Criminalistas que acompanham o julgamento disseram à ConJur que o ônus de se ter uma ação penal dessa abrangência julgada por um tribunal constitucional é que há uma tensão inerente entre condenar e se observar direitos fundamentais, e que os segundos podem sair prejudicados em uma eventual mudança de jurisprudência provocada pelo julgamento. “A corte parece disposta a flexibilizar direitos e garantias fundamentais. Os ministros Celso de Mello e Gilmar Mendes começaram o voto declamando esses postulados constitucionais para, contudo, na sequência, ao meu ver, excepcioná-los, ante o caráter peculiar do caso concreto”, opinou um dos advogados. “Isso é extremamente preocupante.
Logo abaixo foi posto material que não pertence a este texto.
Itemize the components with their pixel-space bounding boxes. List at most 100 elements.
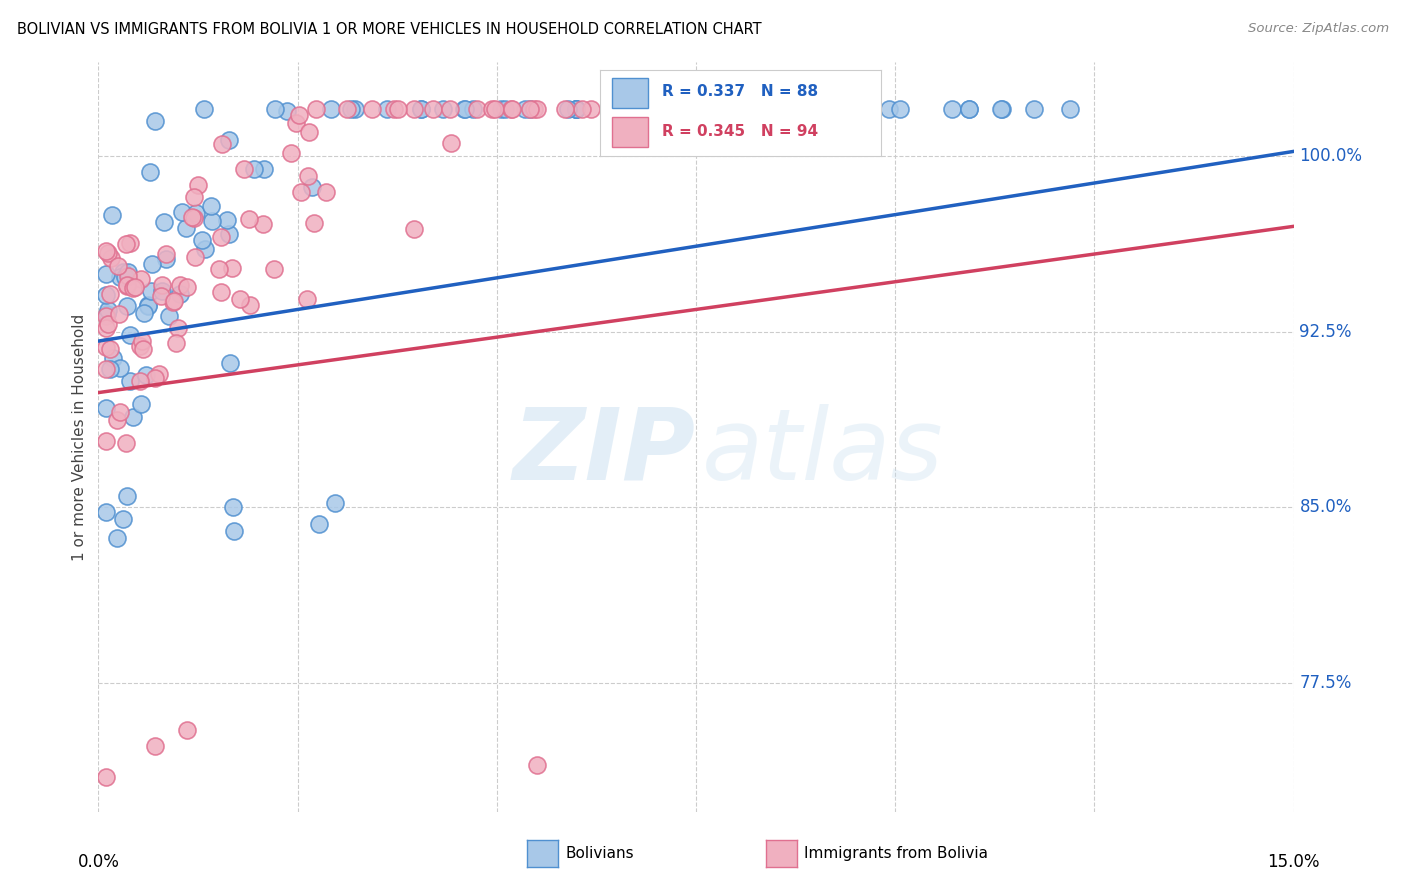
Point [200,198,222,212]
Point [115,436,138,450]
Point [361,102,384,116]
Point [211,136,233,151]
Point [162,295,184,310]
Point [131,334,153,349]
Point [325,496,347,510]
Point [224,524,246,538]
Point [96,362,118,376]
Point [343,102,366,116]
Point [101,351,124,366]
Point [96,288,118,302]
Point [183,211,205,225]
Point [957,102,980,116]
Point [239,298,262,312]
Point [114,236,136,251]
Point [652,102,675,116]
Point [98,362,121,376]
Point [668,102,690,116]
Point [131,397,153,411]
Text: 0.0%: 0.0% [77,854,120,871]
Point [501,102,523,116]
Text: 85.0%: 85.0% [1299,499,1353,516]
Point [96,267,118,281]
Point [155,246,177,260]
Point [143,739,166,753]
Point [489,102,512,116]
Point [276,104,298,119]
Point [432,102,454,116]
Point [280,145,302,160]
Point [121,409,143,424]
Point [565,102,588,116]
Point [315,185,337,199]
Point [136,297,159,311]
Point [238,212,260,227]
Point [97,317,120,331]
Point [105,531,128,545]
Point [110,405,132,419]
Point [108,307,131,321]
Point [243,162,266,177]
Point [96,434,118,448]
Point [340,102,363,116]
Point [297,169,319,183]
Point [288,108,311,122]
Point [519,102,541,116]
Point [990,102,1012,116]
Point [404,102,426,116]
Point [96,770,118,784]
Point [499,102,522,116]
Point [139,285,162,299]
Point [148,367,170,381]
Point [96,320,118,334]
Point [187,178,209,193]
Text: 15.0%: 15.0% [1267,854,1320,871]
Point [108,270,131,285]
Point [209,285,232,300]
Point [98,286,121,301]
Point [252,217,274,231]
Text: 77.5%: 77.5% [1299,674,1353,692]
Point [641,102,664,116]
Point [135,368,157,383]
Point [150,289,173,303]
Point [957,102,980,116]
Point [411,102,433,116]
Point [990,102,1012,116]
Point [494,102,516,116]
Point [97,246,120,260]
Point [439,102,461,116]
Point [526,102,548,116]
Point [218,133,240,147]
Point [100,251,122,265]
Point [284,116,307,130]
Point [136,299,159,313]
Point [877,102,900,116]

Não se trata de direito de segunda classe, de direito subalterno, que comporta restrição, é outro nível de direito”, disse.
O ministro Celso de Mello iniciou seu voto na quarta-feira (29/8) afirmando que a imposição do ônus penal cabe ao Ministério Público, pois, no sistema de Direito Positivo, é o acusador quem deve apontar a autoria e a materialidade do crime, ao “dissipar ambiguidades e desfazer dados eivados de obscuridade”.
“O processo penal só pode ser concebido e só assim pode ser visto como instrumento de salvaguarda da liberdade do réu. Não é um instrumento de arbítrio do Estado”, disse o ministro em seu voto. Para o decano da corte, no caso dos réus e dos crimes já julgados na Ação Penal 470, a acusação conseguiu produzir uma “base probatória idônea” que justificou as condenações dos cinco réus em julgamento naquela fase do processo.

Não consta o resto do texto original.